Freddie Mac to securitize once-troubled mortgages
FHFA wants the GSEs to reduce size, is this the answer?
Even troubled mortgages deserve a second chance, according to the latest Securitized Products Weekly report from Barclays.
According to structured finance analysts, "as part of an initiative to enhance the liquidity of its retained portfolio, Freddie Mac is starting securitization programs for current modified loans and re-instated loans."
The Barclays analysts note, between the government-sponsored enterprises, there remains $500 billion in illiquid loans, most held by Fannie Mae. $200 billion is classified as troubled debt restructuring, but not seriously delinquent.
"These are loans for which a concession has been granted to the borrower and generally include modifications, repayment plans and forbearance agreements," the report states.

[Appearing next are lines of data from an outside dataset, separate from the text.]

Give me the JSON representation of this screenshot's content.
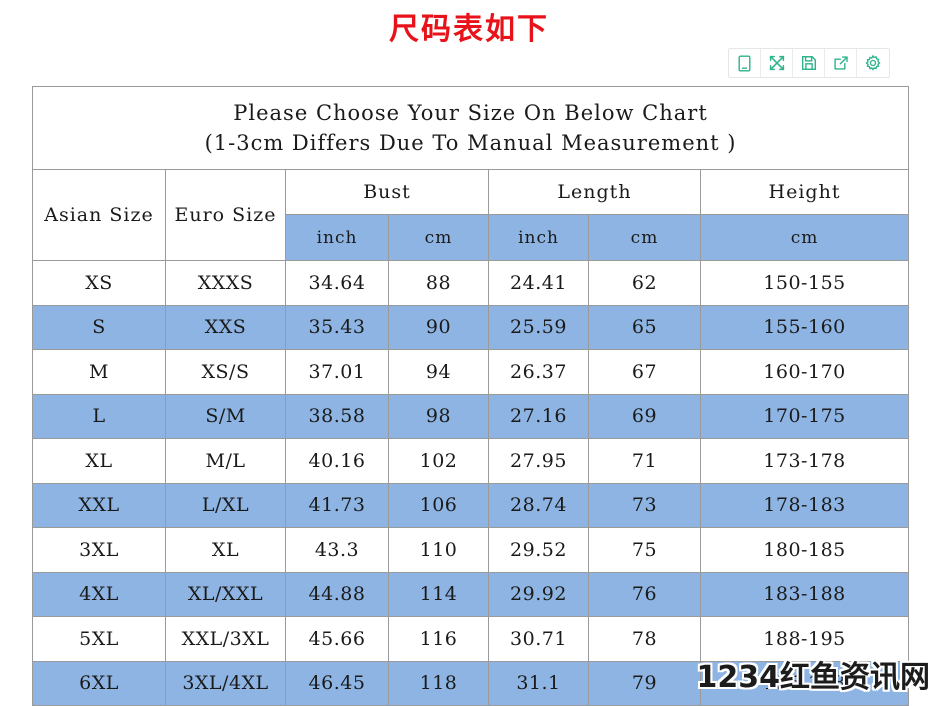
{
  "page": {
    "title": "尺码表如下",
    "title_color": "#e8131a",
    "background": "#ffffff",
    "watermark": "1234红鱼资讯网"
  },
  "toolbar": {
    "accent_color": "#2eb38a",
    "buttons": [
      {
        "icon": "mobile-preview-icon",
        "label": ""
      },
      {
        "icon": "fullscreen-expand-icon",
        "label": ""
      },
      {
        "icon": "save-floppy-icon",
        "label": ""
      },
      {
        "icon": "share-export-icon",
        "label": ""
      },
      {
        "icon": "settings-gear-icon",
        "label": ""
      }
    ]
  },
  "chart": {
    "caption_line1": "Please Choose Your Size On Below Chart",
    "caption_line2": "(1-3cm Differs Due To Manual Measurement )",
    "row_blue": "#8DB4E2",
    "row_white": "#ffffff",
    "border_color": "#9a9a9a",
    "headers": {
      "asian_size": "Asian Size",
      "euro_size": "Euro Size",
      "bust": "Bust",
      "length": "Length",
      "height": "Height",
      "bust_inch": "inch",
      "bust_cm": "cm",
      "length_inch": "inch",
      "length_cm": "cm",
      "height_cm": "cm"
    },
    "rows": [
      {
        "asian": "XS",
        "euro": "XXXS",
        "bust_inch": "34.64",
        "bust_cm": "88",
        "length_inch": "24.41",
        "length_cm": "62",
        "height": "150-155",
        "shade": "white"
      },
      {
        "asian": "S",
        "euro": "XXS",
        "bust_inch": "35.43",
        "bust_cm": "90",
        "length_inch": "25.59",
        "length_cm": "65",
        "height": "155-160",
        "shade": "blue"
      },
      {
        "asian": "M",
        "euro": "XS/S",
        "bust_inch": "37.01",
        "bust_cm": "94",
        "length_inch": "26.37",
        "length_cm": "67",
        "height": "160-170",
        "shade": "white"
      },
      {
        "asian": "L",
        "euro": "S/M",
        "bust_inch": "38.58",
        "bust_cm": "98",
        "length_inch": "27.16",
        "length_cm": "69",
        "height": "170-175",
        "shade": "blue"
      },
      {
        "asian": "XL",
        "euro": "M/L",
        "bust_inch": "40.16",
        "bust_cm": "102",
        "length_inch": "27.95",
        "length_cm": "71",
        "height": "173-178",
        "shade": "white"
      },
      {
        "asian": "XXL",
        "euro": "L/XL",
        "bust_inch": "41.73",
        "bust_cm": "106",
        "length_inch": "28.74",
        "length_cm": "73",
        "height": "178-183",
        "shade": "blue"
      },
      {
        "asian": "3XL",
        "euro": "XL",
        "bust_inch": "43.3",
        "bust_cm": "110",
        "length_inch": "29.52",
        "length_cm": "75",
        "height": "180-185",
        "shade": "white"
      },
      {
        "asian": "4XL",
        "euro": "XL/XXL",
        "bust_inch": "44.88",
        "bust_cm": "114",
        "length_inch": "29.92",
        "length_cm": "76",
        "height": "183-188",
        "shade": "blue"
      },
      {
        "asian": "5XL",
        "euro": "XXL/3XL",
        "bust_inch": "45.66",
        "bust_cm": "116",
        "length_inch": "30.71",
        "length_cm": "78",
        "height": "188-195",
        "shade": "white"
      },
      {
        "asian": "6XL",
        "euro": "3XL/4XL",
        "bust_inch": "46.45",
        "bust_cm": "118",
        "length_inch": "31.1",
        "length_cm": "79",
        "height": "195-198",
        "shade": "blue"
      }
    ]
  }
}
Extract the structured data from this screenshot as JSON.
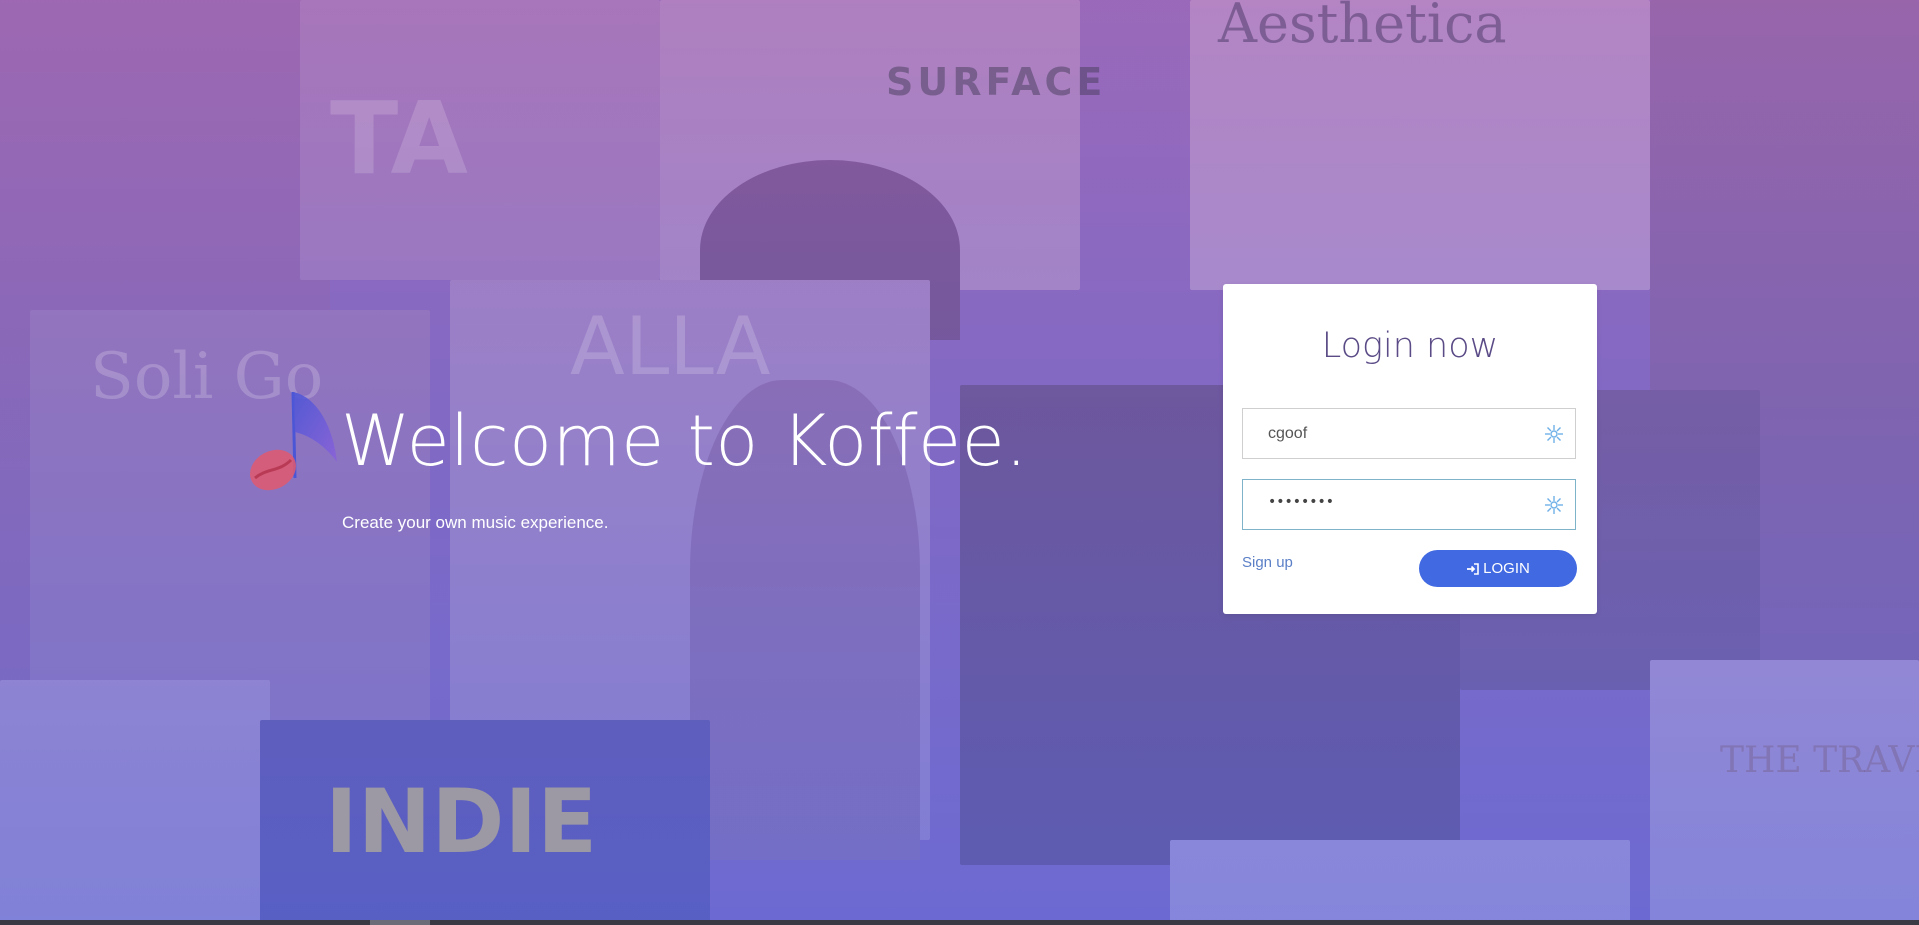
{
  "hero": {
    "title": "Welcome to Koffee.",
    "subtitle": "Create your own music experience.",
    "logo_icon": "music-note-coffee-bean-logo"
  },
  "login": {
    "title": "Login now",
    "username": {
      "value": "cgoof",
      "icon": "snowflake-icon"
    },
    "password": {
      "value": "••••••••",
      "icon": "snowflake-icon"
    },
    "signup_label": "Sign up",
    "login_label": "LOGIN",
    "login_icon": "sign-in-icon"
  },
  "background": {
    "magazine_titles": [
      "Aesthetica",
      "SURFACE",
      "INDIE",
      "THE TRAVE",
      "Soli Go",
      "ALLA",
      "TA"
    ]
  },
  "colors": {
    "accent": "#4169e1",
    "overlay_top": "#a368b7",
    "overlay_bottom": "#686ad6",
    "title_text": "#5a4a86",
    "link": "#5b7fc7"
  }
}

The GSEs accumulated this debt primarily through the repurchase requirements from pass-throughs they guaranteed. Many of the loans have already been subject to various levels of loss mitigation in order to become reperforming.
"Given the FHFA’s regulatory requirement for the GSEs to reduce their retained portfolio by 15% per annum, we expect the GSEs increasingly to focus on finding alternative ways to decrease their retained portfolio balances," write analysts Sandipan Deb, Wei-Ang Lee and Nicholas Strand.
By its nature, securitization removes the collateral from the balance sheet, making these so-called "M pools" an attractive alternative. The mortgage must be reperforming for at least six months to be eligible.
In time, Freddie Mac will develop two more methods for the pooling of re-performing loans.
The "R pool" program will exclude modified mortgages, focusing on borrowers who received forbearances. Also there will be the "H pool" program that will focus on HAMP mods.
Freddie Mac did not immediately respond to verify the Barclays report. However, this type of transaction is not new to Freddie Mac, but the Barclays analysts clarify "We expect these pools to have a fairly unique set of default, refinancing, and turnover characteristics," when compared to earlier deals.